Sytstra, Harmen Sytses
Fries dichter en prozaschrijver (Midlum 14.1.1817-Baard
4.4.1862). Vroeg wees; in 1829 bakkersknecht bij een oom. Autodidact. Vijftien
jaar oud schrijft hij reeds versjes in het Nederlands, Frans en Fries.
Publiceerde in 1841 onder het ps. Harmen Zijlstra zijn eerste bundel
poëzie en proza (Tsien tuwsen uwt de lottery), waardoor hij in
contact kwam met T.R. Dijkstra, student te Franeker, en later ook met J. van
Loon.

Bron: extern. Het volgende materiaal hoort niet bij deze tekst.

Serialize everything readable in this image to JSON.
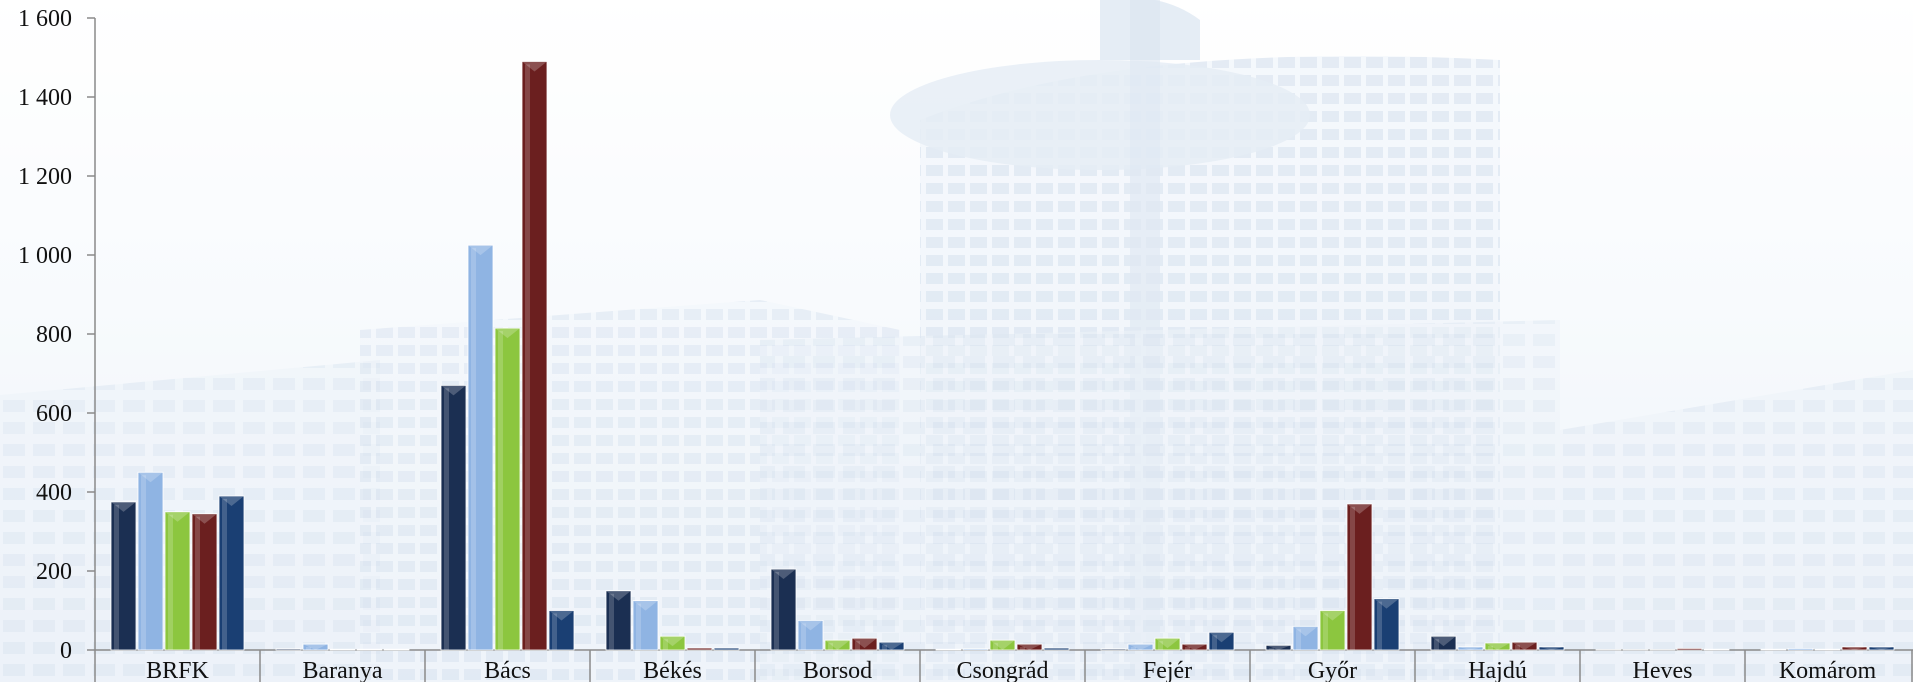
{
  "chart_data": {
    "type": "bar",
    "categories": [
      "BRFK",
      "Baranya",
      "Bács",
      "Békés",
      "Borsod",
      "Csongrád",
      "Fejér",
      "Győr",
      "Hajdú",
      "Heves",
      "Komárom"
    ],
    "series": [
      {
        "color": "#1b2f52",
        "values": [
          375,
          3,
          670,
          150,
          205,
          2,
          3,
          12,
          35,
          1,
          2
        ]
      },
      {
        "color": "#8fb4e3",
        "values": [
          450,
          15,
          1025,
          125,
          75,
          3,
          15,
          60,
          8,
          1,
          4
        ]
      },
      {
        "color": "#8cc63f",
        "values": [
          350,
          2,
          815,
          35,
          25,
          25,
          30,
          100,
          18,
          1,
          2
        ]
      },
      {
        "color": "#6b1f1f",
        "values": [
          345,
          2,
          1490,
          5,
          30,
          15,
          15,
          370,
          20,
          4,
          8
        ]
      },
      {
        "color": "#1a3f73",
        "values": [
          390,
          2,
          100,
          5,
          20,
          5,
          45,
          130,
          8,
          2,
          8
        ]
      }
    ],
    "y_ticks": [
      "1 600",
      "1 400",
      "1 200",
      "1 000",
      "800",
      "600",
      "400",
      "200",
      "0"
    ],
    "ylim": [
      0,
      1600
    ],
    "grid": false,
    "xlabel": "",
    "ylabel": ""
  }
}
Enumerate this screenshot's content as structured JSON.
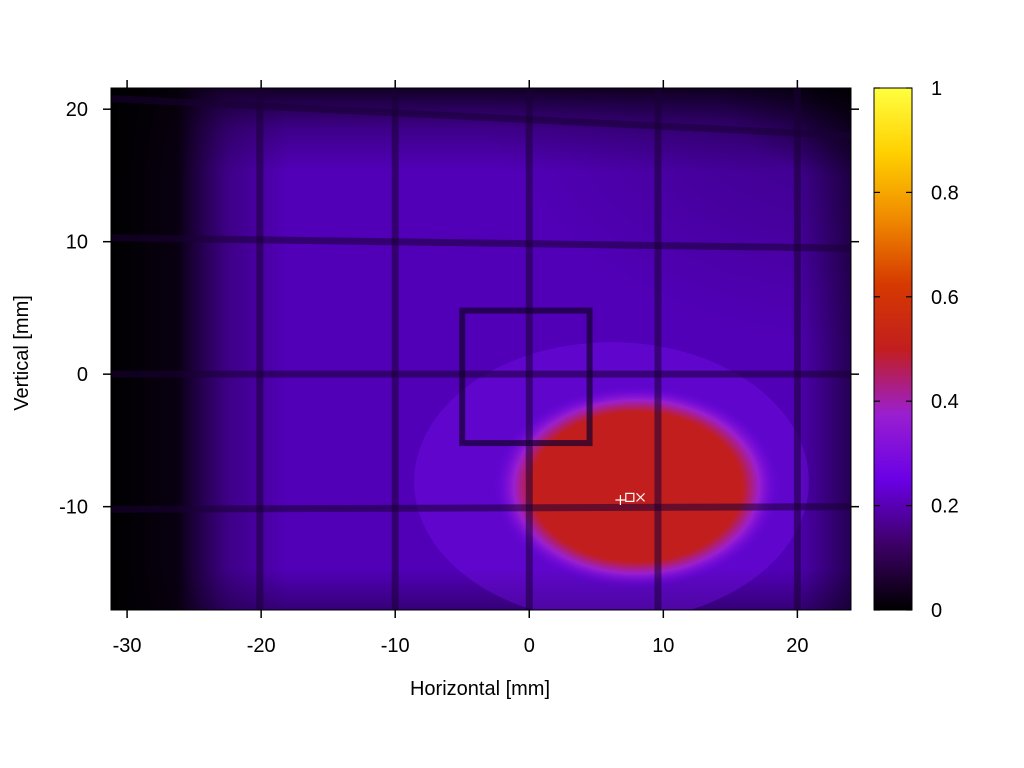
{
  "chart_data": {
    "type": "heatmap",
    "title": "",
    "xlabel": "Horizontal [mm]",
    "ylabel": "Vertical [mm]",
    "xlim": [
      -31.2,
      24
    ],
    "ylim": [
      -17.8,
      21.6
    ],
    "x_ticks": [
      -30,
      -20,
      -10,
      0,
      10,
      20
    ],
    "x_tick_labels": [
      "-30",
      "-20",
      "-10",
      "0",
      "10",
      "20"
    ],
    "y_ticks": [
      -10,
      0,
      10,
      20
    ],
    "y_tick_labels": [
      "-10",
      "0",
      "10",
      "20"
    ],
    "colorbar": {
      "range": [
        0,
        1
      ],
      "ticks": [
        0,
        0.2,
        0.4,
        0.6,
        0.8,
        1
      ],
      "tick_labels": [
        "0",
        "0.2",
        "0.4",
        "0.6",
        "0.8",
        "1"
      ],
      "colormap": [
        "#000000",
        "#3d0066",
        "#6a00e6",
        "#9a1fd0",
        "#c21e1e",
        "#d63a00",
        "#f08a00",
        "#ffd000",
        "#ffff40"
      ]
    },
    "grid": false,
    "field": {
      "background_level": 0.17,
      "edge_falloff": "dark towards left and top-right edges",
      "hot_spot": {
        "center": [
          8,
          -8.5
        ],
        "half_width": 9.5,
        "half_height": 6.8,
        "level": 0.5
      },
      "vertical_shadows_x": [
        -20.1,
        -10,
        0,
        9.6,
        20
      ],
      "horizontal_shadows": [
        {
          "x": [
            -31.2,
            24
          ],
          "y": [
            20.8,
            18
          ]
        },
        {
          "x": [
            -31.2,
            24
          ],
          "y": [
            10.3,
            9.5
          ]
        },
        {
          "x": [
            -31.2,
            24
          ],
          "y": [
            0,
            0
          ]
        },
        {
          "x": [
            -31.2,
            24
          ],
          "y": [
            -10.2,
            -10
          ]
        }
      ],
      "square_frame": {
        "x": [
          -5,
          4.5
        ],
        "y": [
          -5.2,
          4.8
        ]
      }
    },
    "markers": [
      {
        "symbol": "+",
        "x": 6.8,
        "y": -9.5,
        "color": "#ffffff"
      },
      {
        "symbol": "□",
        "x": 7.5,
        "y": -9.3,
        "color": "#ffffff"
      },
      {
        "symbol": "×",
        "x": 8.3,
        "y": -9.3,
        "color": "#ffffff"
      }
    ]
  }
}
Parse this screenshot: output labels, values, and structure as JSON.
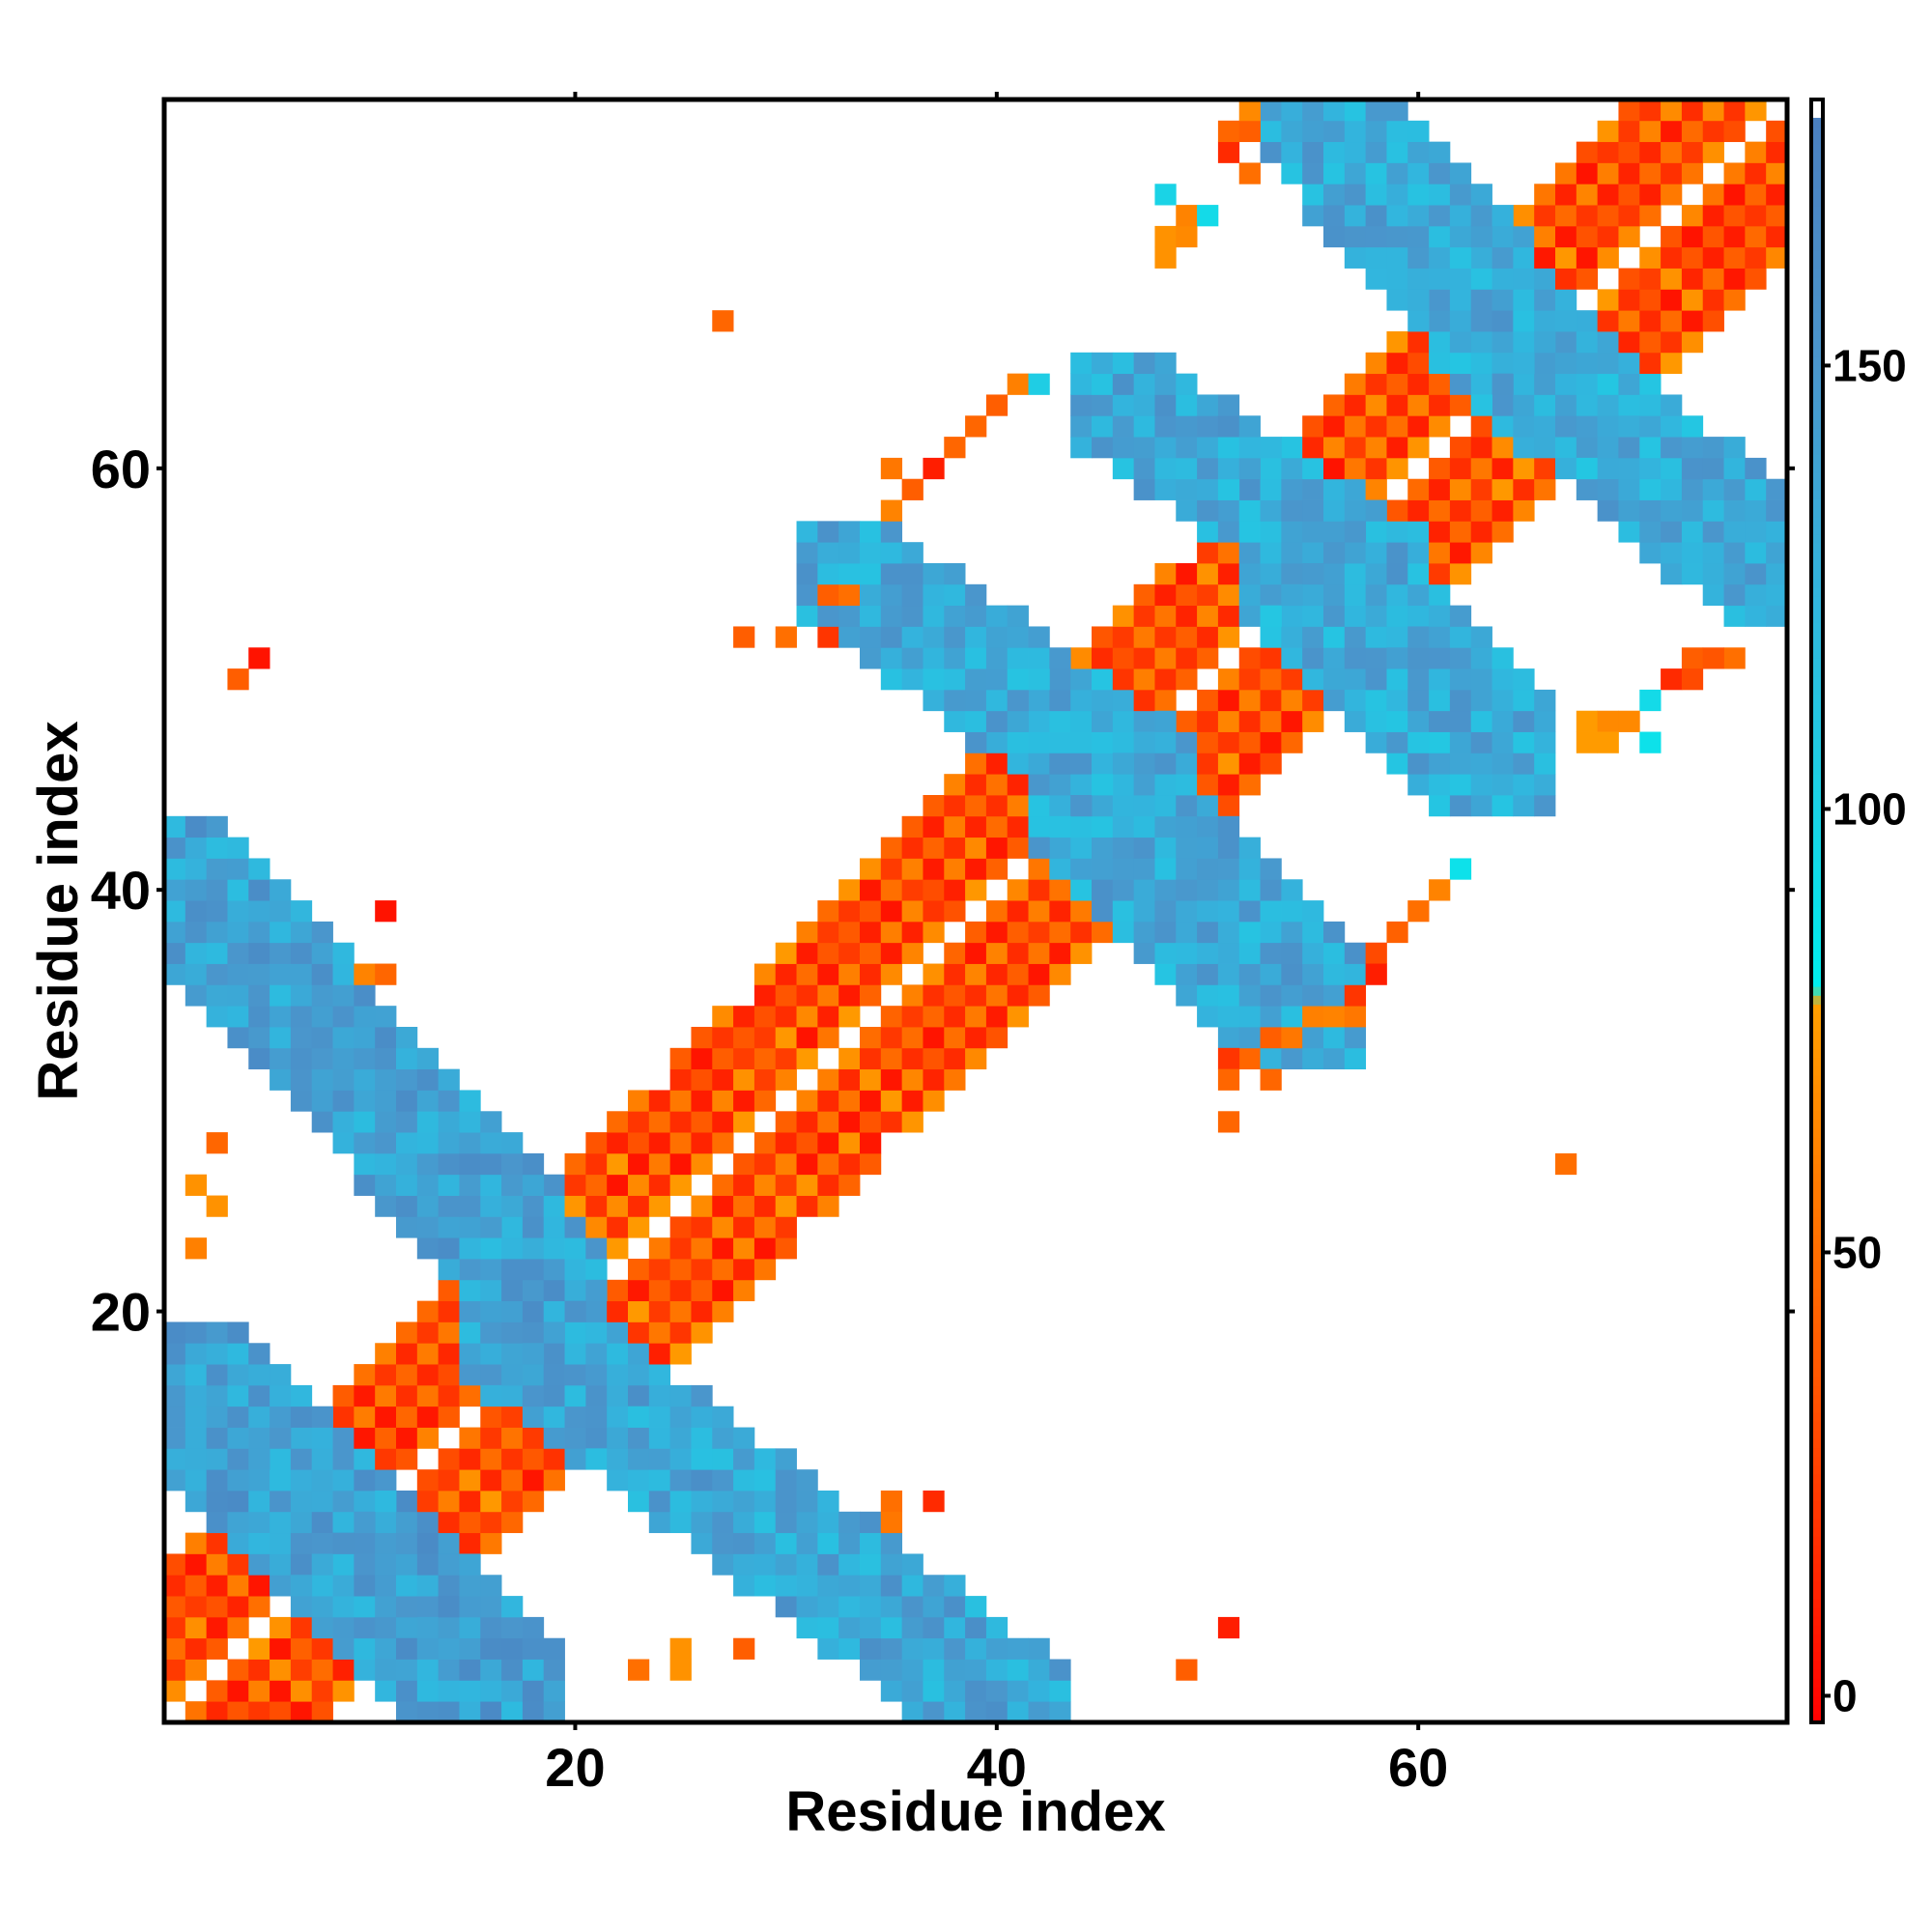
{
  "chart_data": {
    "type": "heatmap",
    "title": "",
    "xlabel": "Residue index",
    "ylabel": "Residue index",
    "xlim": [
      0.5,
      77.5
    ],
    "ylim": [
      0.5,
      77.5
    ],
    "x_ticks": [
      20,
      40,
      60
    ],
    "y_ticks": [
      20,
      40,
      60
    ],
    "grid": false,
    "colorbar": {
      "range": [
        -3,
        180
      ],
      "ticks": [
        0,
        50,
        100,
        150
      ],
      "stops": [
        {
          "value": -3,
          "color": "#ff0000"
        },
        {
          "value": 15,
          "color": "#ff2a00"
        },
        {
          "value": 35,
          "color": "#ff5500"
        },
        {
          "value": 55,
          "color": "#ff7700"
        },
        {
          "value": 78,
          "color": "#ffa000"
        },
        {
          "value": 80,
          "color": "#00eeee"
        },
        {
          "value": 100,
          "color": "#1ad3e6"
        },
        {
          "value": 125,
          "color": "#33b4dd"
        },
        {
          "value": 150,
          "color": "#4a96cc"
        },
        {
          "value": 178,
          "color": "#4a80c0"
        },
        {
          "value": 178.5,
          "color": "#ffffff"
        },
        {
          "value": 180,
          "color": "#ffffff"
        }
      ]
    },
    "segments": [
      {
        "x0": 1,
        "y0": 1,
        "x1": 77,
        "y1": 77,
        "hw": 3.5,
        "base": 12
      },
      {
        "x0": 1,
        "y0": 17,
        "x1": 17,
        "y1": 1,
        "hw": 2.5,
        "base": 140
      },
      {
        "x0": 17,
        "y0": 19,
        "x1": 41,
        "y1": 1,
        "hw": 2.5,
        "base": 135
      },
      {
        "x0": 1,
        "y0": 41,
        "x1": 19,
        "y1": 21,
        "hw": 2.5,
        "base": 138
      },
      {
        "x0": 33,
        "y0": 55,
        "x1": 47,
        "y1": 45,
        "hw": 2.5,
        "base": 132
      },
      {
        "x0": 44,
        "y0": 45,
        "x1": 55,
        "y1": 34,
        "hw": 2.5,
        "base": 132
      },
      {
        "x0": 46,
        "y0": 63,
        "x1": 58,
        "y1": 55,
        "hw": 2.5,
        "base": 132
      },
      {
        "x0": 54,
        "y0": 56,
        "x1": 64,
        "y1": 46,
        "hw": 2.5,
        "base": 130
      },
      {
        "x0": 55,
        "y0": 77,
        "x1": 65,
        "y1": 66,
        "hw": 2.5,
        "base": 132
      },
      {
        "x0": 63,
        "y0": 67,
        "x1": 77,
        "y1": 55,
        "hw": 2.5,
        "base": 130
      }
    ],
    "scattered_cells": [
      [
        4,
        50,
        40
      ],
      [
        5,
        51,
        5
      ],
      [
        3,
        28,
        45
      ],
      [
        2,
        26,
        70
      ],
      [
        3,
        25,
        70
      ],
      [
        2,
        23,
        60
      ],
      [
        11,
        39,
        5
      ],
      [
        11,
        36,
        45
      ],
      [
        10,
        36,
        62
      ],
      [
        35,
        60,
        55
      ],
      [
        35,
        58,
        62
      ],
      [
        36,
        59,
        40
      ],
      [
        37,
        60,
        10
      ],
      [
        38,
        61,
        45
      ],
      [
        39,
        62,
        45
      ],
      [
        40,
        63,
        40
      ],
      [
        41,
        64,
        60
      ],
      [
        42,
        64,
        105
      ],
      [
        27,
        67,
        45
      ],
      [
        32,
        54,
        40
      ],
      [
        33,
        54,
        50
      ],
      [
        30,
        52,
        50
      ],
      [
        32,
        52,
        20
      ],
      [
        28,
        52,
        40
      ],
      [
        48,
        70,
        70
      ],
      [
        48,
        71,
        70
      ],
      [
        49,
        71,
        65
      ],
      [
        49,
        72,
        62
      ],
      [
        48,
        73,
        100
      ],
      [
        50,
        72,
        95
      ],
      [
        51,
        75,
        15
      ],
      [
        51,
        76,
        45
      ],
      [
        52,
        76,
        40
      ],
      [
        52,
        77,
        65
      ],
      [
        52,
        74,
        50
      ],
      [
        62,
        41,
        90
      ],
      [
        61,
        40,
        62
      ],
      [
        60,
        39,
        50
      ],
      [
        59,
        38,
        42
      ],
      [
        58,
        37,
        30
      ],
      [
        58,
        36,
        10
      ],
      [
        57,
        35,
        20
      ],
      [
        55,
        34,
        60
      ],
      [
        56,
        34,
        62
      ],
      [
        57,
        34,
        55
      ],
      [
        53,
        33,
        40
      ],
      [
        54,
        33,
        55
      ],
      [
        51,
        32,
        20
      ],
      [
        52,
        32,
        45
      ],
      [
        51,
        31,
        45
      ],
      [
        53,
        31,
        45
      ],
      [
        51,
        29,
        45
      ],
      [
        67,
        27,
        50
      ],
      [
        75,
        51,
        50
      ],
      [
        73,
        51,
        40
      ],
      [
        74,
        51,
        35
      ],
      [
        72,
        50,
        15
      ],
      [
        73,
        50,
        30
      ],
      [
        71,
        49,
        95
      ],
      [
        68,
        48,
        75
      ],
      [
        69,
        48,
        65
      ],
      [
        70,
        48,
        65
      ],
      [
        68,
        47,
        75
      ],
      [
        69,
        47,
        75
      ],
      [
        71,
        47,
        90
      ],
      [
        35,
        11,
        50
      ],
      [
        37,
        11,
        15
      ],
      [
        35,
        10,
        55
      ],
      [
        51,
        5,
        10
      ],
      [
        49,
        3,
        40
      ],
      [
        28,
        4,
        40
      ],
      [
        25,
        4,
        70
      ],
      [
        25,
        3,
        70
      ],
      [
        23,
        3,
        50
      ]
    ]
  }
}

Richtte met hen in 1844 het `Selskip foar Fryske tael end
scriftenkennisse' op. Was vanaf 1842 onderwijzer; in 1852 schoolhoofd te Baard,
waar hij zijn aktes moderne talen en wiskunde behaalde. In 1844 begon hij met
de uitgave van zijn tijdschrift Iduna.
Bezield door de grootheid van Friesland en het Fries in
de oudheid en vol onbehagen over eigen tijd en volk, wordt Sytstra de
verkondiger van de nieuwe opgang van de Friese natie, die hij wilde dienen door
zijn wetenschappelijke en letterkundige werk in het kader van de
volksopvoeding. Zijn poëzie omvat versch. genres; zijn proza (schetsen,
opstellen, verhandelingen), gedegen van stijl, stoot het populaire niet af,
hoewel zijn archaïsche spelling soms problemen geeft.
Hij was een ijverig beschrijver van sprookjes en van zijn
liederen is de `Wâldsang' nog populair. Zijn taalkundig werk wordt
evenwel te veel beheerst door zijn retrospectieve conceptie. In eigen tijd een
eenzaam strijder werd hij de bezielende figuur voor de groep jongere schrijvers
en taalstrijders met nationale idealen die door D. Kalma in 1915 in zijn
`Jongfryske Mienskip' werden verenigd.